The issue is not just that machines may know things clinicians do not; rather it is that clinical reasoning itself may increasingly emerge from systems that combine human and machine inputs in ways that no single participant can fully understand. This heralds a significant transformation in which we are gradually but progressively shifting from individual expertise to collective intelligence in healthcare.
Medicine has, in reality, been moving in this direction for decades. Complex cases are increasingly discussed in multidisciplinary team meetings. Shared clinical pathways and guideline-driven care have already redistributed authority from individuals to groups and systems of shared knowledge. AI is now accelerating this by enabling new forms of distributed cognition – systems in which insight emerges from networks of clinicians, data, and increasingly sophisticated AI agents. Whereas traditionally the clinician was expected to know the answer, these emerging models may instead require the clinician to participate in orchestrating a system that produces answers collectively.
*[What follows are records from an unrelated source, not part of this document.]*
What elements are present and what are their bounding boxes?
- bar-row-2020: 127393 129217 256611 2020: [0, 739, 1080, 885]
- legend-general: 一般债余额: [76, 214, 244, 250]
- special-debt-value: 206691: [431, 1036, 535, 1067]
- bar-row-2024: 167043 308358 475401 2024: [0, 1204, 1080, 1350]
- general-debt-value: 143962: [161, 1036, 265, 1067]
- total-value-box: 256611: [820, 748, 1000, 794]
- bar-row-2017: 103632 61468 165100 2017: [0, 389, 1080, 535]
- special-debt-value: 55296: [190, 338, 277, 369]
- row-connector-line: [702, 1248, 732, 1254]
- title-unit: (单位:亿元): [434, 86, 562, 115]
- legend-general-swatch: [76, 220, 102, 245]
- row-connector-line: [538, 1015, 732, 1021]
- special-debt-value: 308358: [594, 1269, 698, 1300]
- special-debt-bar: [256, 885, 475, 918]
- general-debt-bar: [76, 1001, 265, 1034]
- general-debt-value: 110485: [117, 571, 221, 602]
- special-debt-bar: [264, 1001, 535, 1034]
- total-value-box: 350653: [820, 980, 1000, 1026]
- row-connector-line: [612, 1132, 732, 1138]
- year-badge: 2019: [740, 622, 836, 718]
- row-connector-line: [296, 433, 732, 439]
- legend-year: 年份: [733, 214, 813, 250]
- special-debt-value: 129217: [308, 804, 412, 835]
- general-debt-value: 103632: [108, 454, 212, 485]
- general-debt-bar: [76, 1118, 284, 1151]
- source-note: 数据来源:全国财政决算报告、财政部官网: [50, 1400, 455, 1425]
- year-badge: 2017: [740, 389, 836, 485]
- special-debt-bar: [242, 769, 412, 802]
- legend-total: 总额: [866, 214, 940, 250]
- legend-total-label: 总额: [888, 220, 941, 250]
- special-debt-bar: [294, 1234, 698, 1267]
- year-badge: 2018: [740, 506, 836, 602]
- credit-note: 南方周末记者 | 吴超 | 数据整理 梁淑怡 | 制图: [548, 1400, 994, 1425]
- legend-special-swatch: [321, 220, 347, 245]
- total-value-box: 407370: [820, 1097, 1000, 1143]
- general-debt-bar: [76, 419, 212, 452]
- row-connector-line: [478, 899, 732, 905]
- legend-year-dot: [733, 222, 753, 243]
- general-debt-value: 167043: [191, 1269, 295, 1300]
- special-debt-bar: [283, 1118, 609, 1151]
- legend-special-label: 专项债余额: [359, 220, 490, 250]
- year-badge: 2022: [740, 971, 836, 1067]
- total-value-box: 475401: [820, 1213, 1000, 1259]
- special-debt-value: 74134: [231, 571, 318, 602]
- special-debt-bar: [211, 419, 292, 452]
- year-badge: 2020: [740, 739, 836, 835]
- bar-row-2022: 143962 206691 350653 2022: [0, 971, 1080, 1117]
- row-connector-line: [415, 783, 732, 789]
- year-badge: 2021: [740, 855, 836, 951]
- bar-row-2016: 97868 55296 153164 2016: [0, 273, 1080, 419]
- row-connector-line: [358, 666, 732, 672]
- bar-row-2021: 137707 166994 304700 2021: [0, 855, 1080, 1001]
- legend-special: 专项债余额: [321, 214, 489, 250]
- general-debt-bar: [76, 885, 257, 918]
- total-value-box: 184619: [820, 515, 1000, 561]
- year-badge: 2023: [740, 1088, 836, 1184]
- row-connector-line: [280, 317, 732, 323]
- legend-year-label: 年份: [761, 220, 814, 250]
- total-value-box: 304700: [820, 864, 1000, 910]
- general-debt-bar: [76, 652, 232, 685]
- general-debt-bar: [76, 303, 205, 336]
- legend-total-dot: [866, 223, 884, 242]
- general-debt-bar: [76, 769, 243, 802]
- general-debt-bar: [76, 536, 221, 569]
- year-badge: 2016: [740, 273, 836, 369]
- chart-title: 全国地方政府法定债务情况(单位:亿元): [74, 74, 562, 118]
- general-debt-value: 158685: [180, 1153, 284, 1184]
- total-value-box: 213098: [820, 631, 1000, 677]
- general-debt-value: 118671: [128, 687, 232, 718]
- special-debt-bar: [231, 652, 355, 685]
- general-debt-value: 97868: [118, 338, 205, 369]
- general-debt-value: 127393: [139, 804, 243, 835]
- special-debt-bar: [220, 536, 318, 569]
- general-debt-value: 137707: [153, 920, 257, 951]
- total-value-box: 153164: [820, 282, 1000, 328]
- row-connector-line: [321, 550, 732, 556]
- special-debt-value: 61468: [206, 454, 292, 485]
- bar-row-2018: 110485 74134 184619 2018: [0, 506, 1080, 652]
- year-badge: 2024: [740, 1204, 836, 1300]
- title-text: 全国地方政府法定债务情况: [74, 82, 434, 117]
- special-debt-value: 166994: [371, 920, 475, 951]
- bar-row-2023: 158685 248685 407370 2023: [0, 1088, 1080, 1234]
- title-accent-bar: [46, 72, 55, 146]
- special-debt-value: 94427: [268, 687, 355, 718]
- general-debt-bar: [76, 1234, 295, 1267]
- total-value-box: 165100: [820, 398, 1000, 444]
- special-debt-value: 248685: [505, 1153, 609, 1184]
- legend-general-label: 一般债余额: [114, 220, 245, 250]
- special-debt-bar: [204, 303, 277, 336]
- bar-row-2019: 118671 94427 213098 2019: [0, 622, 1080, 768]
Even apparently modest applications illustrate this dynamic. Ambient scribes - AI systems which listen to doctor-patient interactions and automatically create clinical notes in real time - are spreading rapidly because they reduce administrative burden. But tools that generate notes may gradually reshape how care is represented. A traditional clinical note reflects what the clinician chooses to document – selective and shaped by experience. An AI-generated note may be more complete and will typically be more standardized, but also more aligned with what can be coded, measured and reimbursed. The gain is efficiency and consistency; the risk is a subtle shift away from nuance, uncertainty and the relational aspects of care.
Clinicians will increasingly work within systems where knowledge is distributed. While this will not change the importance of clinical judgement, it will very likely change how judgement is exercised. The clinician’s role will increasingly be to interpret outputs, resolve conflicts between sources, and decide when to trust or overrule algorithmic recommendations. Judgement will become less about possessing information and more about integrating it responsibly and ensuring that decisions remain aligned with patient values and ethical commitments.
At the same time, integration of AI into health introduces new forms of professional tension. AI systems can support decisions but they can also monitor them. Tools which guide care may also monitor when clinicians deviate from recommendations. As others have noted, these developments could transform clinicians into ‘quantified workers’, operating within systems in which they are continuously evaluated, simultaneously assisting and constraining professional autonomy.
There is also a more subtle risk. Clinical intuition – built through repeated exposure, uncertainty and reflection – depends on active engagement in decision making. If clinicians increasingly defer to algorithmic recommendations, they will have fewer opportunities to exercise and define these tacit skills, with consequences that may only become visible over time.
In the near term, adoption of AI will be fastest where it reduces workload – documentation, summarisation, administrative tasks. But once embedded, these systems will shape more than efficiency. They will influence how decisions are framed, how knowledge is represented and how clinical authority is exercised. While AI may not replace clinicians, it is likely to fundamentally reshape the way in which expertise is medicine is produced and used. With this in mind, there are several priorities to be considered:
- Health systems must treat AI as being about much more than just technology. Deploying AI tools without redesigning workflows, governance structures and accountability frameworks risks creating systems that clinicians will neither fully trust nor understand. Health systems will need mechanisms for evaluating algorithm performance in real world settings, monitoring unintended consequences, and ensuring transparency about how AI tools influence clinical decisions.
- Academic medicine must rethink how clinicians are trained. Traditional medical education has focused on acquisition of biomedical knowledge and clinical reasoning. In an AI-enabled environment, clinicians will need fluency in concepts like algorithmic bias, model validation, data provenance, and the limits of predictive systems. This is not about turning clinicians into data scientists, but it is about ensuring they can critically evaluate the tools they are asked to use.
- Professional bodies and regulators must clarify the boundaries of responsibility in AI-mediated care. When decisions involve AI, questions are inevitably going to arise about accountability; who is responsible when a system fails and what level of understanding should clinicians be reasonably expected to have about the tools they use? Establishing clear standards for transparency, validation and clinical oversight will be essential to building and maintaining trust in AI.
- Clinicians themselves must engage actively in the design and governance of AI systems. Too often, digital technologies in healthcare have been implemented without meaningful clinical input, leading to tools that disrupt rather than support clinical work. If AI is going to enhance rather than erode clinical practice, then clinicians must be involved in shaping how those systems are evaluated, deployed and monitored.
- Finally, medicine – and healthcare more broadly – must invest in new forms of multidisciplinary collaboration. The future of healthcare will involve teams that include clinicians, data scientists, engineers, ethicists and, increasingly, autonomous AI systems, working together. Building health systems that support this kind of collective intelligence will require new professional roles, new organisational structures, and new norms around shared expertise.